Castle Solitude

Castle Solitude in Germany was built as a hunting lodge between 1764 and 1769 under Duke Karl Eugen of Württemberg. It is not a true castle, but rather a rococo palace. Since 1956 the area has belonged to the urban district of Stuttgart, Germany. The castle lies on a long-drawn-out plain between the cities of Leonberg, Gerlingen and Stuttgart. The castle offers views to the north.

The construction period of the castle was characterized by political and financial difficulties. Karl Eugen had taken Württemburg into the Seven Years' War on the losing side against Prussia. Financially, the building exceeded the financial burden that the duchy of Württemberg could handle. In addition to the financial problems of the state, political conflicts of the duke with the influential Stuttgart land barons led to the Duke shifting his temporary residence from Stuttgart to Ludwigsburg.
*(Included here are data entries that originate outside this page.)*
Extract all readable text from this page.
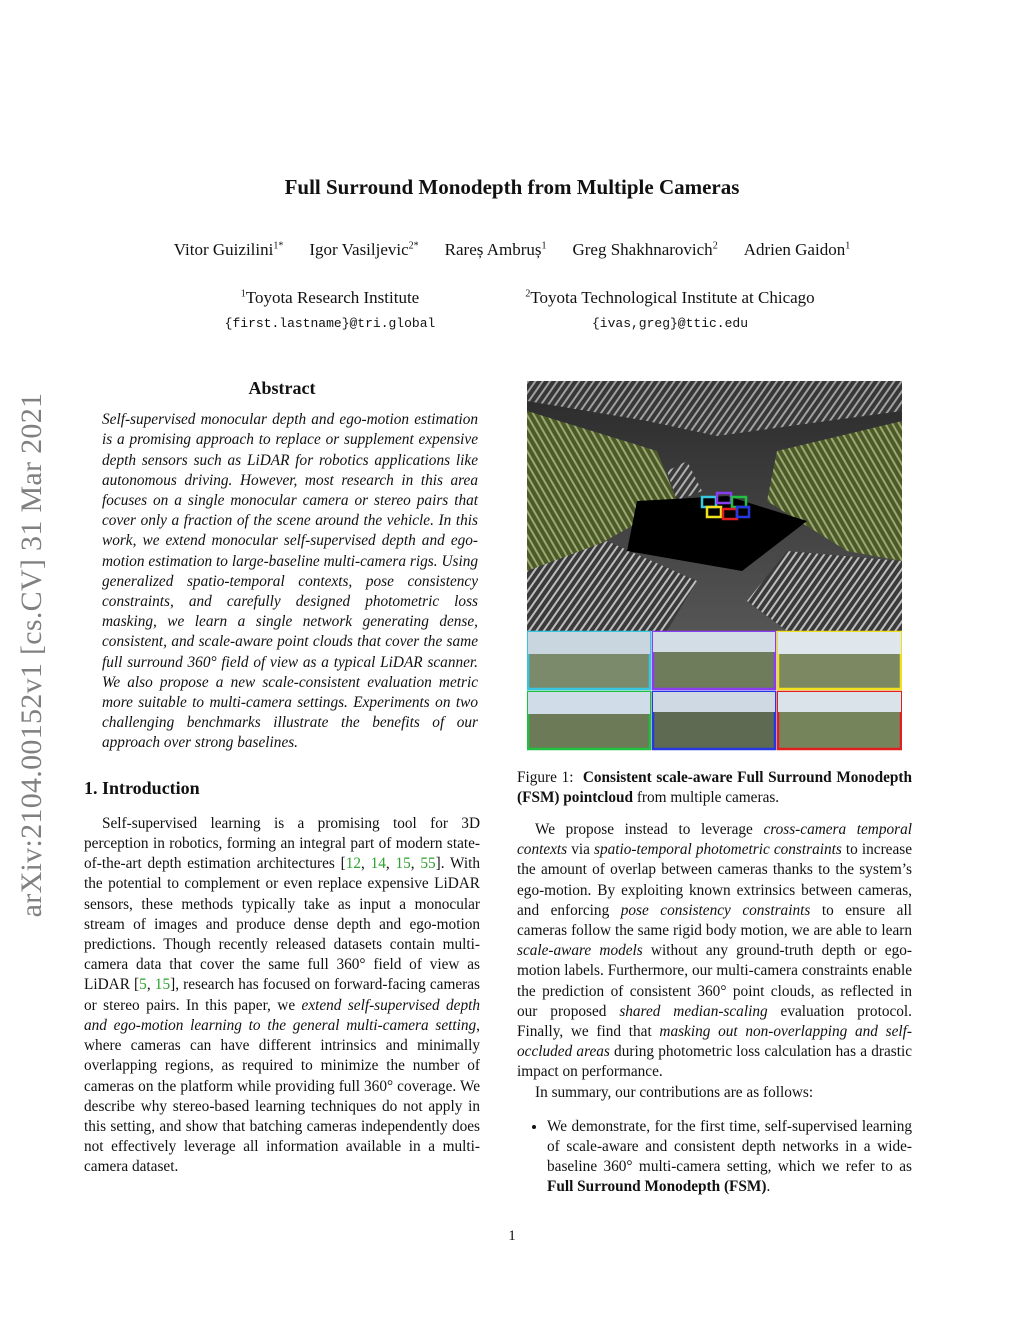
Full Surround Monodepth from Multiple Cameras
Vitor Guizilini$^{1*}$ Igor Vasiljevic$^{2*}$ Rareș Ambruș$^1$ Greg Shakhnarovich$^2$ Adrien Gaidon$^1$
$^1$Toyota Research Institute
{first.lastname}@tri.global
$^2$Toyota Technological Institute at Chicago
{ivas,greg}@ttic.edu
arXiv:2104.00152v1 [cs.CV] 31 Mar 2021
Abstract

Self-supervised monocular depth and ego-motion estimation is a promising approach to replace or supplement expensive depth sensors such as LiDAR for robotics applications like autonomous driving. However, most research in this area focuses on a single monocular camera or stereo pairs that cover only a fraction of the scene around the vehicle. In this work, we extend monocular self-supervised depth and ego-motion estimation to large-baseline multi-camera rigs. Using generalized spatio-temporal contexts, pose consistency constraints, and carefully designed photometric loss masking, we learn a single network generating dense, consistent, and scale-aware point clouds that cover the same full surround 360° field of view as a typical LiDAR scanner. We also propose a new scale-consistent evaluation metric more suitable to multi-camera settings. Experiments on two challenging benchmarks illustrate the benefits of our approach over strong baselines.

1. Introduction

Self-supervised learning is a promising tool for 3D perception in robotics, forming an integral part of modern state-of-the-art depth estimation architectures [12, 14, 15, 55]. With the potential to complement or even replace expensive LiDAR sensors, these methods typically take as input a monocular stream of images and produce dense depth and ego-motion predictions. Though recently released datasets contain multi-camera data that cover the same full 360° field of view as LiDAR [5, 15], research has focused on forward-facing cameras or stereo pairs. In this paper, we extend self-supervised depth and ego-motion learning to the general multi-camera setting, where cameras can have different intrinsics and minimally overlapping regions, as required to minimize the number of cameras on the platform while providing full 360° coverage. We describe why stereo-based learning techniques do not apply in this setting, and show that batching cameras independently does not effectively leverage all information available in a multi-camera dataset.

Figure 1: Consistent scale-aware Full Surround Monodepth (FSM) pointcloud from multiple cameras.

We propose instead to leverage cross-camera temporal contexts via spatio-temporal photometric constraints to increase the amount of overlap between cameras thanks to the system’s ego-motion. By exploiting known extrinsics between cameras, and enforcing pose consistency constraints to ensure all cameras follow the same rigid body motion, we are able to learn scale-aware models without any ground-truth depth or ego-motion labels. Furthermore, our multi-camera constraints enable the prediction of consistent 360° point clouds, as reflected in our proposed shared median-scaling evaluation protocol. Finally, we find that masking out non-overlapping and self-occluded areas during photometric loss calculation has a drastic impact on performance.

In summary, our contributions are as follows:

• We demonstrate, for the first time, self-supervised learning of scale-aware and consistent depth networks in a wide-baseline 360° multi-camera setting, which we refer to as Full Surround Monodepth (FSM).
1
In the long run, the castle was prohibitively expensive to keep as just a residence. In 1770 a high school was created by Duke Eugen. In 1775, the high school was moved to Castle Solitude. It served as an academy of arts and as a military academy, and later still as a general university for the children of the elite. Eventually, the costs of maintaining the castle kept it empty after it was abandoned as a school after the Duke's death late in the 18th century. Between 1972 and 1983 the Federal Republic of Germany restored the castle.

Since 1903 the Castle Solitude was the finishing point of hillclimb races. In later years, the grounds of the castle served as driver camps, especially for closed-circuit races with different fastidious track variants in the hilly area, reminding of the Targa Florio. From 1935-1965, the 11.3 kilometers course south of the castle was used for World Championship motorcycle Grand Prix racing. From 1961 to 1965, a series of non-campionship Formula 1 races were held also at the same weekend. Pilots were, among others, John Surtees, Jim Clark, Dan Gurney, Jack Brabham. The Solitude races attracted crowds of 288,000 spectators per event in average, but were discontinued after 1966.

In 2003, a revival-competition in and around the castle-grounds took place, with former competitors and even world-champions like Giacomo Agostini being present, driving their famous machinery. A rally to commemorate the 50th birthday was held in 2004.